The cake function baseline_atop installs atop, a top like monitor that saves system statistics to disk. Basically top with into-the-past time-traveling abilities.

Information

Key Value
Playbook path plays/baseline/atop.yml
Role https://git.blunix.com/ansible-roles/role-atop
Tags https://git.blunix.com/ansible-roles/role-atop/-/tags
Defaults https://git.blunix.com/ansible-roles/role-atop/-/blob/master/defaults/main.yml
Config file Description
/etc/default/atop Defines logfile path and log interval (default: 30 seconds)

Usage

atop command

The atopd daemon creates logfiles below /var/log/atop/, which can be viewed using the atop tool. To view todays logs use the following command while using t to jump forward in time and T to skip backwards:

atop -r /var/log/atop/atop_$(date +%Y%m%d)

Use the following keys to navigate the interface. See man atop for further instructions.

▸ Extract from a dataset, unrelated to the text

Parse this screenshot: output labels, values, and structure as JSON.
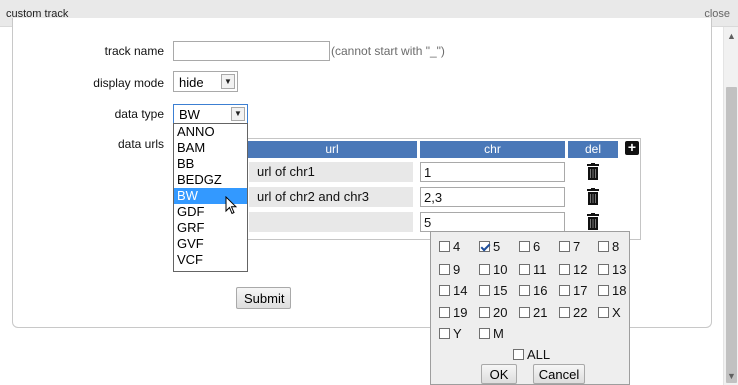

t - Skips forwards in time to next snapshot
T - When viewing the contents of a raw file, this key can be used to show the previous sample from the file.
P - Enter search string - http / postgres etc....
b - [Enter time] - When viewing the contents of a raw file, this key can be used to jump to a certain timestamp within the file (either forwards or backwards).
r - skip back to start of file with current filter applied

More advanced usage examples:

atopsar command

atopsar can be used to generate reports. The flag -A triggers all available reports to be generated, starting from 13:00 (-b) till 13:35 (-e):

atopsar -A -b 13:00 -e 13:35

For further information refer to atoptool.nlsystemreports.php

/var/log/atop/

You can view the logfile "raw" by using atop -r /var/log/atop/atop_$(date +%Y%m%d) -P PRG.

This thread on stackexchange.com describes some BASH magic to extract the logfile manually:

# Install zlib-flate
xxd -p < /var/log/atop/atop_$(date +%Y%m%d).log |
  fold -w4 |
  awk -v cmd='xxd -r -p | zlib-flate -uncompress | strings' '
    /789c/{if (x) close(cmd); x=1}; x {print | cmd}' |
  grep your-command

Quote from stackexchange.com:

The idea being to detect the zlib header (starting with 789c) and pass that to zlib-flate-uncompress. Not guaranteed bulletproof and not the most efficient way to do it, but does the trick for me. Alternatives to zlip-flate-uncompress (part of qpdf) include openssl zlib -d and pigz -zd.